Targeting HASPIN kinase disrupts SR protein-mediated RNA splicing and synergizes with BCL-2 inhibitor venetoclax in AML

Acute Myeloid Leukemia (AML) is a blood cancer complicated by acquired drug resistance, disease relapse, and low overall survival rates. Combination therapies using multiple targeted inhibitors can effectively treat AML patients. However, combination treatments are limited by the number of useable targets and our ability to create rational pairings using complimentary molecular mechanisms.

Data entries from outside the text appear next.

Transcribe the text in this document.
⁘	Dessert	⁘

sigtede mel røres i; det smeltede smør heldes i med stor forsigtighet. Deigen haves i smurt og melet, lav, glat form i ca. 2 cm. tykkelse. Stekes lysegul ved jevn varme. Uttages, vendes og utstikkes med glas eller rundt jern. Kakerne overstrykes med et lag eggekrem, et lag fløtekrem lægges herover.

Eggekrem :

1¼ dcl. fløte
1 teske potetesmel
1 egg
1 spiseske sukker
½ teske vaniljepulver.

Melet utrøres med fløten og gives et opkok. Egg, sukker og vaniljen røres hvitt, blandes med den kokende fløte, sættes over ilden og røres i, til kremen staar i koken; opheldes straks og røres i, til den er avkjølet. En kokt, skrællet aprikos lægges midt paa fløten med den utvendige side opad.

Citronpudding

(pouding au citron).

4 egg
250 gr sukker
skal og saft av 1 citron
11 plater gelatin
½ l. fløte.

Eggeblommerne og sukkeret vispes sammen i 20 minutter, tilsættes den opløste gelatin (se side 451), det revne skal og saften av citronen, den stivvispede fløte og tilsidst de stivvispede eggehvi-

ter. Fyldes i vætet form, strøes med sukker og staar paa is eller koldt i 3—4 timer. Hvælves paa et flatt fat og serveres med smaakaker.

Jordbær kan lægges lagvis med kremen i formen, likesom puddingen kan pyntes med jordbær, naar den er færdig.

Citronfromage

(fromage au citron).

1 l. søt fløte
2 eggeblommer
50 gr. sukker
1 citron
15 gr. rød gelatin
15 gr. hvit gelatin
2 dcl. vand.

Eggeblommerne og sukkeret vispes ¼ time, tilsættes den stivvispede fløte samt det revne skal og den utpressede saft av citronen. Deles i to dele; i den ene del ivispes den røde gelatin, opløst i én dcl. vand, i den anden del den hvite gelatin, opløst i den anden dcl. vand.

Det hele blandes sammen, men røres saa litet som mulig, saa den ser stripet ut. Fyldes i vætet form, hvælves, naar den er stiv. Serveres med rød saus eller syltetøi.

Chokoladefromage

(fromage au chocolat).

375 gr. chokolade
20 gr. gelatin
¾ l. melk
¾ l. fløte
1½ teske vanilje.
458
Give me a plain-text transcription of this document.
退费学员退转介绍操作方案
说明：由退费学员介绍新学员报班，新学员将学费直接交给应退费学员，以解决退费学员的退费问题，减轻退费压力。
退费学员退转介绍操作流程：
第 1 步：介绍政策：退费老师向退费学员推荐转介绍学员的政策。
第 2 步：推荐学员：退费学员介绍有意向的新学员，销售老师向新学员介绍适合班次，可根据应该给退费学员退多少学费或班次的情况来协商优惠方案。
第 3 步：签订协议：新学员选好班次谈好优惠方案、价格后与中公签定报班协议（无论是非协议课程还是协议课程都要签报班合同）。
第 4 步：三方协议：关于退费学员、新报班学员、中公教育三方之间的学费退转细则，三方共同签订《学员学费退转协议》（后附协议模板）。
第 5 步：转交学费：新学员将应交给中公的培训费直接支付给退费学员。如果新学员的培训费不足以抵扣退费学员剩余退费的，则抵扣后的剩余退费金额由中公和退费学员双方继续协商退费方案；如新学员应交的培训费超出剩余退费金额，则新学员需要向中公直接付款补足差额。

Here, we used a human kinase domain-targeted CRISPR screen to identify histone H3 associated protein kinase (HASPIN) as a significant, understudied dependency in AML. HASPIN depletion significantly reduced growth rate, induced a cell cycle arrest, and dysregulated transcription in AML. A proteomics datamining study characterized splicing factors as major HASPIN kinase substrates and highlighted HASPIN's role as a splicing regulatory kinase. Accordingly, HASPIN depletion strongly dysregulated splicing and inversed aberrant, pro-leukemic splicing programs in AML patients. HASPIN inhibitor CHR-6494 effectively reduced cell viability across AML subtypes while sparing healthy cells. Furthermore, a novel combination therapy consisting of CHR-6494 and BCL-2 inhibitor Venetoclax synergistically reduced AML cell viability and resensitized Venetoclax-resistant AMLs to treatment. Our study presents HASPIN kinase as a novel, therapeutic target for AML, underscores an underappreciated role in splicing regulation, and proposes a viable combination treatment for clinical use. Overall design: RNA-sequencing of Kasumi-1 t(8;21) Human AML cell lines expressing either non-targeting control or HASPIN-targeting shRNAs. For analysis, 3 control samples were compared to 3 HASPIN knockdown samples.